Recordei-me da minha infância, quando um padre professor de Religião e Moral me pediu paciência para não responder às contradições que lhe apontei sobre os mistérios da fé. Mais de meio século depois continuo sem compreender. Ou melhor, compreendo que a questão não é compreender: é aceitar resignado. Quando ouço trechos dos discursos sensatos e anti-fascistas do Papa em Roma, parecem-me mais interessantes do que aquilo que fui acompanhando da sua agenda diária de imperador, em Lisboa, com toda a sorte de cortesãos de todas as tendências que lhe fazem o séquito. As massas adoram o Papa e os impérios.

O Papa e os conquistadores habituaram-nos a desculpas pelos desastres causados pelas instituições que lideram. Pode parecer, por isso, que os abusos sexuais de crianças, a pobreza endémica, a escravatura, os genocídios, o trabalho não pago a presos, a misoginia, a homofobia, a instrumentalização dos povos, a cultura sacrificial, são problemas do passado. Mas não é o caso.

Um Papa corajoso que dá o exemplo de enfrentar os abusos sexuais de crianças na presença de algumas vítimas, pediu-lhes perdão rodeado dos sorridentes membros da conferência episcopal que continua a encobrir como pode o assunto. A hipocrisia perante os sacrifícios dos outros mantem-se viva.

Papa liberal ou conservador no topo, a Igreja Católica não deixa de ser a encarnação do Império, do Deus arrancado ao Cristo. Igreja cuja Fé, no último semi-milénio, se expandiu organizando o Império de quem esteja mais bem posicionado: portugueses, espanhóis, neerlandeses, franceses, ingleses, norte-americanos.

As evidências – mesmo na silly season – mostram-nos as contradições entre os votos abstractos de pobreza e o desrespeito prático pela vida dos pobres. Os corredores do poder revelam a indiferença pela vontade dos povos e pela democracia. A ostentação festiva e laudatória do poder da aliança imperial global sobrepõe-se à empatia cristã com as vidas sacrificadas das pessoas comuns. Os peregrinos estrangeiros, em estado de adoração, mostrados pelos jornalistas, não param de abençoar a Igreja, sempre rica e hipócrita. E, como ela, voltam para de onde vieram ignorantes dos problemas locais, mas satisfeitos com a experiência turística.

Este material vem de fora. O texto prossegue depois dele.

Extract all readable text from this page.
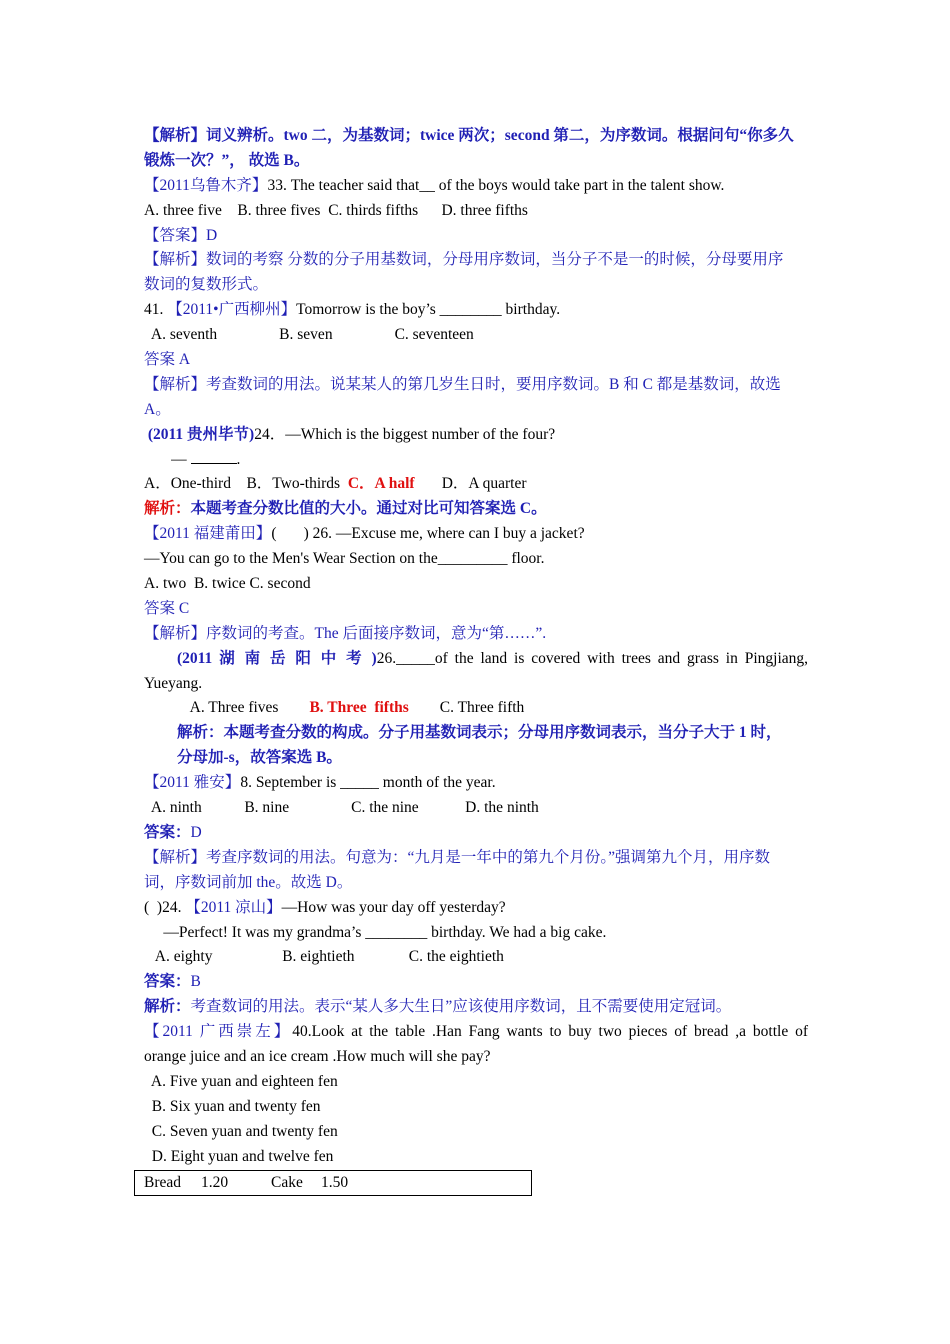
【解析】词义辨析。two 二，为基数词；twice 两次；second 第二，为序数词。根据问句“你多久
锻炼一次？”， 故选 B。
【2011乌鲁木齐】33. The teacher said that__ of the boys would take part in the talent show.
A. three five    B. three fives  C. thirds fifths      D. three fifths
【答案】D
【解析】数词的考察 分数的分子用基数词，分母用序数词，当分子不是一的时候，分母要用序
数词的复数形式。
41. 【2011•广西柳州】Tomorrow is the boy’s ________ birthday.
A. seventh                B. seven                C. seventeen
答案 A
【解析】考查数词的用法。说某某人的第几岁生日时，要用序数词。B 和 C 都是基数词，故选
A。
(2011 贵州毕节)24．—Which is the biggest number of the four?
—	.
A．One-third    B．Two-thirds  C．A half       D．A quarter
解析：本题考查分数比值的大小。通过对比可知答案选 C。
【2011 福建莆田】(       ) 26. —Excuse me, where can I buy a jacket?
—You can go to the Men's Wear Section on the_________ floor.
A. two  B. twice C. second
答案 C
【解析】序数词的考查。The 后面接序数词，意为“第……”.
(2011 湖 南 岳 阳 中 考 )26._____of the land is covered with trees and grass in Pingjiang,
Yueyang.
A. Three fives        B. Three  fifths        C. Three fifth
解析：本题考查分数的构成。分子用基数词表示；分母用序数词表示，当分子大于 1 时，
分母加-s，故答案选 B。
【2011 雅安】8. September is _____ month of the year.
A. ninth           B. nine                C. the nine            D. the ninth
答案：D
【解析】考查序数词的用法。句意为：“九月是一年中的第九个月份。”强调第九个月，用序数
词，序数词前加 the。故选 D。
(  )24. 【2011 凉山】—How was your day off yesterday?
—Perfect! It was my grandma’s ________ birthday. We had a big cake.
A. eighty                  B. eightieth              C. the eightieth
答案：B
解析：考查数词的用法。表示“某人多大生日”应该使用序数词，且不需要使用定冠词。
【2011 广西崇左】40.Look at the table .Han Fang wants to buy two pieces of bread ,a bottle of
orange juice and an ice cream .How much will she pay?
A. Five yuan and eighteen fen
B. Six yuan and twenty fen
C. Seven yuan and twenty fen
D. Eight yuan and twelve fen
Bread 1.20	Cake 1.50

Aos comentadores, mesmo aos críticos, não resta outra coisa que não seja reconhecer a força da alienação generalizada: Viva o Papa! Vivam as JMJ2023! Viva a espiritualidade misteriosa da fé! Viva Portugal, cuja história nacional é de um sequioso participar das elites na divisão dos despojos do império!

 

Obs: Por vontade do autor e, de acordo com o ponto 5 do Estatuto Editorial do “Etc e Tal jornal”, o texto inserto nesta rubrica foi escrito de acordo com a antiga ortografia portuguesa.